After struggling with farming for some years, Jim and Mary Ann agreed that they were not cut out to be farmers.  Jim eventually followed a call into the Presbyterian priesthood and, after supervised training at All Saints Church in Saugatuck, he became ordained in 1953.  In 1955 he took a pastoral call to Christ Church in Gary, Indiana.  He remained in this position for 28 years until retiring in 1983. 


While living in Gary, a planned model city in its prime, Mary Ann took a position with the Gary Post-Tribune as a film rating reviewer.  This position afforded her the opportunity to access Chicago for film previews by the press and to meet notable film stars.  She accumulated letters and photos from film stars covering several decades of Hollywood films.  Mary Ann also made her mark in both Gary and Saugatuck as an actress.  Beginning with the original Red Barn Theater in Douglas that remains as the annex to Petter’s gallery on Blue Star Highway, she performed in numerous roles before and after her Saugatuck area hiatus in Indiana.
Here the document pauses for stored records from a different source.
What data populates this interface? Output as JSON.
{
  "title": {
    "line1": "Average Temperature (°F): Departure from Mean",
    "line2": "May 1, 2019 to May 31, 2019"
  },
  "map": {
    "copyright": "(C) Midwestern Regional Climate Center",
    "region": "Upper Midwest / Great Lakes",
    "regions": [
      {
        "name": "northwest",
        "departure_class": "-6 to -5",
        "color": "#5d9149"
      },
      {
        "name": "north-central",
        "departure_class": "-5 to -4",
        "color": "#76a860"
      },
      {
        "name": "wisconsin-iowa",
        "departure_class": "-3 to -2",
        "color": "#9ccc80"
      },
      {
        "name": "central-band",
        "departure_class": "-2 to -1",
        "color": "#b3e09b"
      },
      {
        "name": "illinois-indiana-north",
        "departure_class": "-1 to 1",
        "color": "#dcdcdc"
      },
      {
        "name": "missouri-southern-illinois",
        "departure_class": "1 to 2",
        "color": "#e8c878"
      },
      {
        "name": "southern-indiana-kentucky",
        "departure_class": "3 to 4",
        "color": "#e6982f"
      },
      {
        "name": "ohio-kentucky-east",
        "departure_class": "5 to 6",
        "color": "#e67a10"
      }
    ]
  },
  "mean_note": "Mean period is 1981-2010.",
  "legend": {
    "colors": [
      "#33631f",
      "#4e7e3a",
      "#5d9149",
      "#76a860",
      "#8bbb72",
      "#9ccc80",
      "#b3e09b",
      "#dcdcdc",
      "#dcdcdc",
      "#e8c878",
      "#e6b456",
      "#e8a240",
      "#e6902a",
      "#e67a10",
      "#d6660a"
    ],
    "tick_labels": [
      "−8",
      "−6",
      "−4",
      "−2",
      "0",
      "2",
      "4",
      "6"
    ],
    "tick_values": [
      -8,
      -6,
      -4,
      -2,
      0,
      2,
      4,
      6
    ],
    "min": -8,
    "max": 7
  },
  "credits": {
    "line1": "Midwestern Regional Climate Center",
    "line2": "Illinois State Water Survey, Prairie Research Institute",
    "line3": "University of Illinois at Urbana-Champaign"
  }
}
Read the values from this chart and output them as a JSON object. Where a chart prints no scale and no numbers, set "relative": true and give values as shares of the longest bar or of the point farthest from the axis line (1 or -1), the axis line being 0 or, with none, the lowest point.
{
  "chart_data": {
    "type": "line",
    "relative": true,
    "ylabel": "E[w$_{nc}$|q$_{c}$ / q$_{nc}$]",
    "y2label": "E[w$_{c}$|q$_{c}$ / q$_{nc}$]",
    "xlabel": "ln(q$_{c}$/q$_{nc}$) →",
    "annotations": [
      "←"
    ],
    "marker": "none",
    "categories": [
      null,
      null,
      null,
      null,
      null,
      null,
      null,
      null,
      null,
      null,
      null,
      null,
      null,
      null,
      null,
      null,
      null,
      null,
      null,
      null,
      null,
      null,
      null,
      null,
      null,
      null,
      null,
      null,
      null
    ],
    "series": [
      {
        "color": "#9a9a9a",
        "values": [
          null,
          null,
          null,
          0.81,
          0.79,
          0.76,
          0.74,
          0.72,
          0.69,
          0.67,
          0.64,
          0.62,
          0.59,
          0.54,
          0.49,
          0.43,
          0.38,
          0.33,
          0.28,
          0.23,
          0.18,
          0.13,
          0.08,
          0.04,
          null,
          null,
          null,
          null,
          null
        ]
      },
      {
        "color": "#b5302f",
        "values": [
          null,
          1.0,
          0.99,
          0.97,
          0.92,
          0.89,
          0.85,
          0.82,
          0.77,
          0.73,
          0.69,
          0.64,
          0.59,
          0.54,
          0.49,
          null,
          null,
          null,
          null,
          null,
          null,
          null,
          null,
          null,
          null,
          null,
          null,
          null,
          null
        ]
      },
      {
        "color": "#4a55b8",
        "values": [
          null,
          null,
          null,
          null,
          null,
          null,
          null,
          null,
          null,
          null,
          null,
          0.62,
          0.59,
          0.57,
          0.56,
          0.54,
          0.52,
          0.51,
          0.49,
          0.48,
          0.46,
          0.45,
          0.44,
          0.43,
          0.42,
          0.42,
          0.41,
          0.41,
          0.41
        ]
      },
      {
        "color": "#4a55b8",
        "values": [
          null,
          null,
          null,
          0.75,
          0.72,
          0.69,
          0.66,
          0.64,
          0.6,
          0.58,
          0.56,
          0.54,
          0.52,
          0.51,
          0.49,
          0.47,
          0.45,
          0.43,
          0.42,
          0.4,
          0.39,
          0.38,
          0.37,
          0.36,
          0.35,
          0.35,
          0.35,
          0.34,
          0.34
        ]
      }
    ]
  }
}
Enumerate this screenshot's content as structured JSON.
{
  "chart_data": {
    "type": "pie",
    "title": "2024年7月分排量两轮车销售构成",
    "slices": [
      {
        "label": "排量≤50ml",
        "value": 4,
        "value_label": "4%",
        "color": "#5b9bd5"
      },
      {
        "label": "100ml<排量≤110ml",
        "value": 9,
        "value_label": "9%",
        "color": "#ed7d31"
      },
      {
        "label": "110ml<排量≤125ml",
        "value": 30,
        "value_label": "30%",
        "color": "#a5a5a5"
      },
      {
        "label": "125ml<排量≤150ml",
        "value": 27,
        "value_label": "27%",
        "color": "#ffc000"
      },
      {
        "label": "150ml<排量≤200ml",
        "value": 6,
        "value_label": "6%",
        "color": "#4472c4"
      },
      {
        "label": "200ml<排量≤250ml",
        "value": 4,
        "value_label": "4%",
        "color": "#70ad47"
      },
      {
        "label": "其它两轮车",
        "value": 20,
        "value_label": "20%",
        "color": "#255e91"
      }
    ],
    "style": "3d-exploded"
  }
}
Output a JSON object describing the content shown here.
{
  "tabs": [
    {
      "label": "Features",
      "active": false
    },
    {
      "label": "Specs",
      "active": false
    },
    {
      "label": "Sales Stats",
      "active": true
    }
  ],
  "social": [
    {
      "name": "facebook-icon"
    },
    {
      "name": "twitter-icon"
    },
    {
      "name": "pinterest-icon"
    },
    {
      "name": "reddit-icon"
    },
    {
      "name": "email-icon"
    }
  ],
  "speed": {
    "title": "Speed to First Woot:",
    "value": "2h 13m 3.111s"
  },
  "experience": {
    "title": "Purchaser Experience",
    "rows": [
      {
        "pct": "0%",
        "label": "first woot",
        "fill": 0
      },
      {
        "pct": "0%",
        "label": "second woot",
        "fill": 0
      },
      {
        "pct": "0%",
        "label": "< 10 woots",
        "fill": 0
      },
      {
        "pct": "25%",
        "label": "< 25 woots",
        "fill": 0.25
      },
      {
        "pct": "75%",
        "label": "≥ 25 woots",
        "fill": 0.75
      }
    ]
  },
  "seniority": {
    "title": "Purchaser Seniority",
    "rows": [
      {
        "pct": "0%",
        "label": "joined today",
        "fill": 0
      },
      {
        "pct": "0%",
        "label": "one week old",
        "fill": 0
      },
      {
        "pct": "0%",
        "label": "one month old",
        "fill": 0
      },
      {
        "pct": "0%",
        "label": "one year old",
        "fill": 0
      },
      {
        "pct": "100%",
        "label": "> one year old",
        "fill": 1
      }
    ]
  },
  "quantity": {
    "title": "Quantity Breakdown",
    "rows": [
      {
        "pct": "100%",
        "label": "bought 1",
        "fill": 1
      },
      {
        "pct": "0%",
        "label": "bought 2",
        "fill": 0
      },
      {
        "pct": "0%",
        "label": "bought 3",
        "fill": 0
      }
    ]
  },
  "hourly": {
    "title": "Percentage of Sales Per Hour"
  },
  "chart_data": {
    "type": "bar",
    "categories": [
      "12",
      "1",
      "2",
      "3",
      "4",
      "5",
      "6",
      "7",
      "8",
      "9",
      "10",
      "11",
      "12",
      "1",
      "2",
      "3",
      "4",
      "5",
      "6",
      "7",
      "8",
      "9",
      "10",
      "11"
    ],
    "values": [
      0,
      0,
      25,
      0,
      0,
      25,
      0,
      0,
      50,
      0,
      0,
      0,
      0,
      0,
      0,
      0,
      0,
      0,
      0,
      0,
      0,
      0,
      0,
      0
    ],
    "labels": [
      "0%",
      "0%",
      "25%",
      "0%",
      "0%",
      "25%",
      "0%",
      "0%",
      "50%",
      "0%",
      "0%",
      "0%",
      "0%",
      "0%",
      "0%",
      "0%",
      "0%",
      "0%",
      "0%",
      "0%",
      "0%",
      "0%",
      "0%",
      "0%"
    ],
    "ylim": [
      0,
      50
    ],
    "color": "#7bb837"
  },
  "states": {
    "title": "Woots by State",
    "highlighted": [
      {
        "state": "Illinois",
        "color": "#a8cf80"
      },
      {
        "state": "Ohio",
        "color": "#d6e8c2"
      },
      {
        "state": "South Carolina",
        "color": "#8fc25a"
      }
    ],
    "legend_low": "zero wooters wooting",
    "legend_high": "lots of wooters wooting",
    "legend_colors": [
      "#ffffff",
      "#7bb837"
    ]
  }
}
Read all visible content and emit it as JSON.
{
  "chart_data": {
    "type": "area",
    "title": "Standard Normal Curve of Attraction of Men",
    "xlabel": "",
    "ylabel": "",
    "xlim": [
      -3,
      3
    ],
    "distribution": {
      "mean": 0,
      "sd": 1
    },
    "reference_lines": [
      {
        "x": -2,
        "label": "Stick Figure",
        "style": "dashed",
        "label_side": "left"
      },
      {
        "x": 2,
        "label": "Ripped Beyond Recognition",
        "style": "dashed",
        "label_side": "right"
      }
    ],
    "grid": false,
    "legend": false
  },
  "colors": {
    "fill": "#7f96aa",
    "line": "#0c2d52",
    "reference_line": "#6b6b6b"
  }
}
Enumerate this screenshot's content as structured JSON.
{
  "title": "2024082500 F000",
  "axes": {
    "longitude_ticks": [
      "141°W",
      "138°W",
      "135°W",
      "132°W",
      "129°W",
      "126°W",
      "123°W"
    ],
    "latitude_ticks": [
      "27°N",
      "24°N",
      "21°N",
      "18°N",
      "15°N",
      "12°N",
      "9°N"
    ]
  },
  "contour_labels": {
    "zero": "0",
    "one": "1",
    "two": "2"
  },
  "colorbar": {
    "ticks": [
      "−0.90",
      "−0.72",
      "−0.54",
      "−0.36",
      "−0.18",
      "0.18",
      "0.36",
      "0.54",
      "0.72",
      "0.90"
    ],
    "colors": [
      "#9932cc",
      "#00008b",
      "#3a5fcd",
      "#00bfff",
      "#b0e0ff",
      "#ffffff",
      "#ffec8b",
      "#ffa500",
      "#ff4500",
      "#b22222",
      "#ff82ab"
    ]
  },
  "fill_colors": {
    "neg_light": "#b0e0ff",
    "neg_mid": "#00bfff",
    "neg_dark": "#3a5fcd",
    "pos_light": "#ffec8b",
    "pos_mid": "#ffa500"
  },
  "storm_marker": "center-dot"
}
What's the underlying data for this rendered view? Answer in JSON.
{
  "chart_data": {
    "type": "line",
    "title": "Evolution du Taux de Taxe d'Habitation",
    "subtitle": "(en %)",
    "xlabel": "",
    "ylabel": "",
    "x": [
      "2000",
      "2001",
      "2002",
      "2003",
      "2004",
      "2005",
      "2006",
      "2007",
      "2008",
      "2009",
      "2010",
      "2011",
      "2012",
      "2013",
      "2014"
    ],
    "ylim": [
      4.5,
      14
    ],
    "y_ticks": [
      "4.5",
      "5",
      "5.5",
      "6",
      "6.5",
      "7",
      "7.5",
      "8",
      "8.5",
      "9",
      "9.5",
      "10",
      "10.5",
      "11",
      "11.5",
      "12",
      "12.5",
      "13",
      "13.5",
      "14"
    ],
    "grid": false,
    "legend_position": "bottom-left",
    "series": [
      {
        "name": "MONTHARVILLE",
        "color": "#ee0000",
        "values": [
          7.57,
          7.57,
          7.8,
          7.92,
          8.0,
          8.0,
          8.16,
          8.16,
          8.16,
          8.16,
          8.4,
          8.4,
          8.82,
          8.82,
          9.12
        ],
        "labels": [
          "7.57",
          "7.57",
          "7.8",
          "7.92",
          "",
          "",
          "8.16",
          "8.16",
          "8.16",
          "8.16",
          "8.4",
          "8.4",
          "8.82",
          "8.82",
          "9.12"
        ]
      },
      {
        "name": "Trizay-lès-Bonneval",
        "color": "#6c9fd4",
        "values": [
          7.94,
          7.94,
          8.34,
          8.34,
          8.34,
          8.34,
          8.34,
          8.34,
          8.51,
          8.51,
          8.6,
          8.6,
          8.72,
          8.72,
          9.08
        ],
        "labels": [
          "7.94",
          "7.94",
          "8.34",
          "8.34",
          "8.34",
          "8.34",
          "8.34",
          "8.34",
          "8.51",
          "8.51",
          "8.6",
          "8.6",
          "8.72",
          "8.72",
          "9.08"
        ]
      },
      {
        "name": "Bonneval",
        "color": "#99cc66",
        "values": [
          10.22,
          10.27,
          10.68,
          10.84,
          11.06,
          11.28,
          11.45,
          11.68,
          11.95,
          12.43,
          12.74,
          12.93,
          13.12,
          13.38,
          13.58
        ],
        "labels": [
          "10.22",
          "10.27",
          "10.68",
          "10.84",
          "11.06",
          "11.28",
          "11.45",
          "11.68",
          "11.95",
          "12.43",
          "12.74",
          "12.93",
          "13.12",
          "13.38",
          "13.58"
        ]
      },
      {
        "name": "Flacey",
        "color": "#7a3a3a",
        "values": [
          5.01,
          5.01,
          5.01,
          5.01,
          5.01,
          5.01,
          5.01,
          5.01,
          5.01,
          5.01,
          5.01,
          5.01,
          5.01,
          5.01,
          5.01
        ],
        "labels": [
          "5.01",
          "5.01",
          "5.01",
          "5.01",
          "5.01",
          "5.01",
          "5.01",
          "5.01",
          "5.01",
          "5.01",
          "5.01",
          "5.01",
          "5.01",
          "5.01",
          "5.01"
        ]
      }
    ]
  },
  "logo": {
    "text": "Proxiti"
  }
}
Mary Ann and Jim returned to their home on the lake to enjoy retirement, but not before purchasing a second-hand motor home in order to travel in support of their son, Bob, who was seriously training to compete in the 1983 Iron Man Triathlon in Hawaii.  Bob finished in the top 10 that year, inspiring Jim, at age 63, to prepare for the 1985 Iron Man.  Jim completed this grueling competition which was recorded by the Wide World of Sports TV coverage.


Neighbors, summer renters and, of course, extended family remember the Johnson-Curtis family gatherings with the annual croquet match marathons.  The copper cup award remains on Mary Ann’s shelf.


Jim lost his battle with cancer on June 5, 2006 and, after a service at All Saints Episcopal Church was interred in Plummerville Cemetery.


At this writing Mary Ann remains in her lakeshore home, active as usual and the oldest remaining member of her family.